To this aim, the following methods will be implemented:
- Blind Signal Separation (BSS) for complex spectral data with high background noise and low concentration metabolites (mL-μL) in the cultivations.
- Spectral unmixing by (Bayesian) non-negative matrix factorization and matrix completion, where spectra of components may be partially known.
- Supervised learning of relevant properties of spectra/images from annotated data using deep learning.
TF4: Robot Operation and Control
Our team is responsible for operation and control of the High Throughput laboratories. That implies the data generation for feeding the models to be developed in Task Forces 1 and 2, and the experimental implementation and application of their artificial intelligence-based approaches, as well as the analytical strategies developed in Task Force 3.
The robotic facilities of the KIWI-biolab must be able to autonomously perform the experiments as designed by higher level applications, programs and, therefore, develop a robust and efficient process. The optimization strategies proposed by the machine learning artificial intelligence algorithms represent a major challenge for the control of the robotic facility.

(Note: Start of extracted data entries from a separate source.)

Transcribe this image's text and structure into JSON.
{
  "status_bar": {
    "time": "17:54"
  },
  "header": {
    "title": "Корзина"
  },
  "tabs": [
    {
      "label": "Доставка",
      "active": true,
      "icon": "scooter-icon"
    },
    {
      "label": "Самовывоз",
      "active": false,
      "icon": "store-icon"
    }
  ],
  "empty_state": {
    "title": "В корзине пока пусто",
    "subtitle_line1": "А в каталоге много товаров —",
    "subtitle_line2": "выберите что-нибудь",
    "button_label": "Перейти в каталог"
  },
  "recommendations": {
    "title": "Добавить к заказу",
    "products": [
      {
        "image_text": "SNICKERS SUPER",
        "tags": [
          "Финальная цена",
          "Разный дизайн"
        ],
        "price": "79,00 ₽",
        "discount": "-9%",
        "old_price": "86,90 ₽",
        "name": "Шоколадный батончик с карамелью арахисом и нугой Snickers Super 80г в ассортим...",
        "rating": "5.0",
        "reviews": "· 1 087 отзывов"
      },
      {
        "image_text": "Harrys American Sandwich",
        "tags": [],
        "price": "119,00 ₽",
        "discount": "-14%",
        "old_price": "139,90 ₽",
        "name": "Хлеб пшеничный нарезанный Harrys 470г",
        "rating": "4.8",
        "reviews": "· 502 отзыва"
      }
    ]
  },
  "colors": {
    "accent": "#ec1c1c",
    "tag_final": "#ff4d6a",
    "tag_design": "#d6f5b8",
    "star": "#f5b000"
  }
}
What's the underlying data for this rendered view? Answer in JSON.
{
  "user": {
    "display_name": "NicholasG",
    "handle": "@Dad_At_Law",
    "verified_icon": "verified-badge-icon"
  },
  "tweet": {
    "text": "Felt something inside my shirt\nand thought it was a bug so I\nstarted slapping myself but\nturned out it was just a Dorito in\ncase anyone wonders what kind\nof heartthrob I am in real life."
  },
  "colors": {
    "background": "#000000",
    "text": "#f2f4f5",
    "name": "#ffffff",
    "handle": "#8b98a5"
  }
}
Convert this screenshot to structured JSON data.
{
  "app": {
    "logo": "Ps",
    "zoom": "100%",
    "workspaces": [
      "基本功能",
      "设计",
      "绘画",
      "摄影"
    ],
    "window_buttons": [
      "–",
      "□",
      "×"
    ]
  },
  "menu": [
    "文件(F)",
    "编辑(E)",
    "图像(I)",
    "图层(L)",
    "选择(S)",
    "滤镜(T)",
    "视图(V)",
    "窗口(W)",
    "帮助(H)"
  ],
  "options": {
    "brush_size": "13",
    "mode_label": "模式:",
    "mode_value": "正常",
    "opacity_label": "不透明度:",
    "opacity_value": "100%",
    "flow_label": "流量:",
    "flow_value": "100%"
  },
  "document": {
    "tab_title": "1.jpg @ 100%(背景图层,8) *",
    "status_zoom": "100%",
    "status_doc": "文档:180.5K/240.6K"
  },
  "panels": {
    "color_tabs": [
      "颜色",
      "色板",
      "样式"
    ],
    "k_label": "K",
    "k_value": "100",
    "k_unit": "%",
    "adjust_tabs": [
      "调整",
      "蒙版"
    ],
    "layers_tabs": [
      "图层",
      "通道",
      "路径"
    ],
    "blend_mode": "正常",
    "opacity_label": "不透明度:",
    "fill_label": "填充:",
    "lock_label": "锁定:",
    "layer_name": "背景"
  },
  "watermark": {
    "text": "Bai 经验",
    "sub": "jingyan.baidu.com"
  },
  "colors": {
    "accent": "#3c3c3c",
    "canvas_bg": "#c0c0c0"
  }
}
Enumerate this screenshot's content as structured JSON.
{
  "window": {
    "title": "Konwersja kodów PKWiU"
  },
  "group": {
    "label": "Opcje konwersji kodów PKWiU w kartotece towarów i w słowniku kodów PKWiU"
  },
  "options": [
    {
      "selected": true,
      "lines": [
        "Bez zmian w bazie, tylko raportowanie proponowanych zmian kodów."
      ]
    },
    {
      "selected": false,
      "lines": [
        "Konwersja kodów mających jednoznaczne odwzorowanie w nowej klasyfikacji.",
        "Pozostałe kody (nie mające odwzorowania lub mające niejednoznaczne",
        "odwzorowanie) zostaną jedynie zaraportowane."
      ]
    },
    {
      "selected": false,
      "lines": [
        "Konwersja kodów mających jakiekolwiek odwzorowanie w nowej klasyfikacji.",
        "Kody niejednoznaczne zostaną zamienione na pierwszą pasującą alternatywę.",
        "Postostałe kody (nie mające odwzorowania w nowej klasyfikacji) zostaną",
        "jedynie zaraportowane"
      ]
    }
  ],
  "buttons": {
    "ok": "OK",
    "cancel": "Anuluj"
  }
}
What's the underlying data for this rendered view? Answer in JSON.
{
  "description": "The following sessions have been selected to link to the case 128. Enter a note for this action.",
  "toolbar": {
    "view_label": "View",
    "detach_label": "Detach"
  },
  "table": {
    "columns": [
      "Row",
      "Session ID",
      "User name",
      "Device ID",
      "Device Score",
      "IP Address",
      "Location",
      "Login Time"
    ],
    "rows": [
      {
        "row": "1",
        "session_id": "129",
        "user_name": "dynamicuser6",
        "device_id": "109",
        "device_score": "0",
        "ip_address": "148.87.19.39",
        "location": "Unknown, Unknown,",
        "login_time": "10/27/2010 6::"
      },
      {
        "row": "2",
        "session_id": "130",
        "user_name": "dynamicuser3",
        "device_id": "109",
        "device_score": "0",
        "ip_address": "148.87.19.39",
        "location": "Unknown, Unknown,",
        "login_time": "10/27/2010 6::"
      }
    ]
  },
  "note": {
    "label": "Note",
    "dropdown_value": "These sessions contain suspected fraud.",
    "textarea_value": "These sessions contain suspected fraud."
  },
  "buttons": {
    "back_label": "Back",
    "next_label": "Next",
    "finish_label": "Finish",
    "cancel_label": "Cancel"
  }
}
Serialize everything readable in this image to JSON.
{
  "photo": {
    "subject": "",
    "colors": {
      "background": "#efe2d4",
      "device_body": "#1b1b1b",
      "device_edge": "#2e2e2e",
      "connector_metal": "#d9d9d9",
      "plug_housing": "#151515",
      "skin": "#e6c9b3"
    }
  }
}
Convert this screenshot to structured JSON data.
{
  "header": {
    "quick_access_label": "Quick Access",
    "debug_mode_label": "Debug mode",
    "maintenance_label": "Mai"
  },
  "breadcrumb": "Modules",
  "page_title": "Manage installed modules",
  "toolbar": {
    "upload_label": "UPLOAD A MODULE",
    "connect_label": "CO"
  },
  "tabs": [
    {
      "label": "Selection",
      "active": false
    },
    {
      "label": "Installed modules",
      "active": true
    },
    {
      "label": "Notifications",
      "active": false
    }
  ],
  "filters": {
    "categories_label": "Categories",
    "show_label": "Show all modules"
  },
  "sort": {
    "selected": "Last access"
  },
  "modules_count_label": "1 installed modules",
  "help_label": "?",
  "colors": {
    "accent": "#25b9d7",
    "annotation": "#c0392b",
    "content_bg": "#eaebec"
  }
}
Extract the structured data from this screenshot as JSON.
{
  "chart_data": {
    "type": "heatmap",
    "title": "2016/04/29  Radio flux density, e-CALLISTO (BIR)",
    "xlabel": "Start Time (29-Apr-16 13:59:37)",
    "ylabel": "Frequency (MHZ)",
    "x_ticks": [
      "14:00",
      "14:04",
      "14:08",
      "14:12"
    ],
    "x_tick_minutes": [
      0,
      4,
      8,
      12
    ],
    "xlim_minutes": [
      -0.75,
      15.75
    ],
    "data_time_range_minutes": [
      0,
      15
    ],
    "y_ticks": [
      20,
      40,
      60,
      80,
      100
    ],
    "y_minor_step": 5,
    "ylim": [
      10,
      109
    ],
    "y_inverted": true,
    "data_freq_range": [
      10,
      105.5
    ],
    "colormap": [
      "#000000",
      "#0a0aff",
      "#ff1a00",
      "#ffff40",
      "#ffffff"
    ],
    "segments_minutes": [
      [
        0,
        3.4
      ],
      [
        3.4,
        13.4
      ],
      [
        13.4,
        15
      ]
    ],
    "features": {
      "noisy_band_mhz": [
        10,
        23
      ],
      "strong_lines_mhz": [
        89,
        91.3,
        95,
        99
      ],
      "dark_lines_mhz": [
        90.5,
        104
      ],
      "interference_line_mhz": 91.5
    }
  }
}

Effective and fast re-scheduling planning of resources and analysis methods is required to ensure robust operation under changing strategies.
The Model Predictive Control (MPC) strategy will be directly embedded to the dynamical machine learning algorithms developed in Task Forces 1 and 2, building an advanced active learning framework. Convolution Neural Networks algorithms on strictly continuous differentiable functions will be developed to describe the complex dynamics of the biological processes.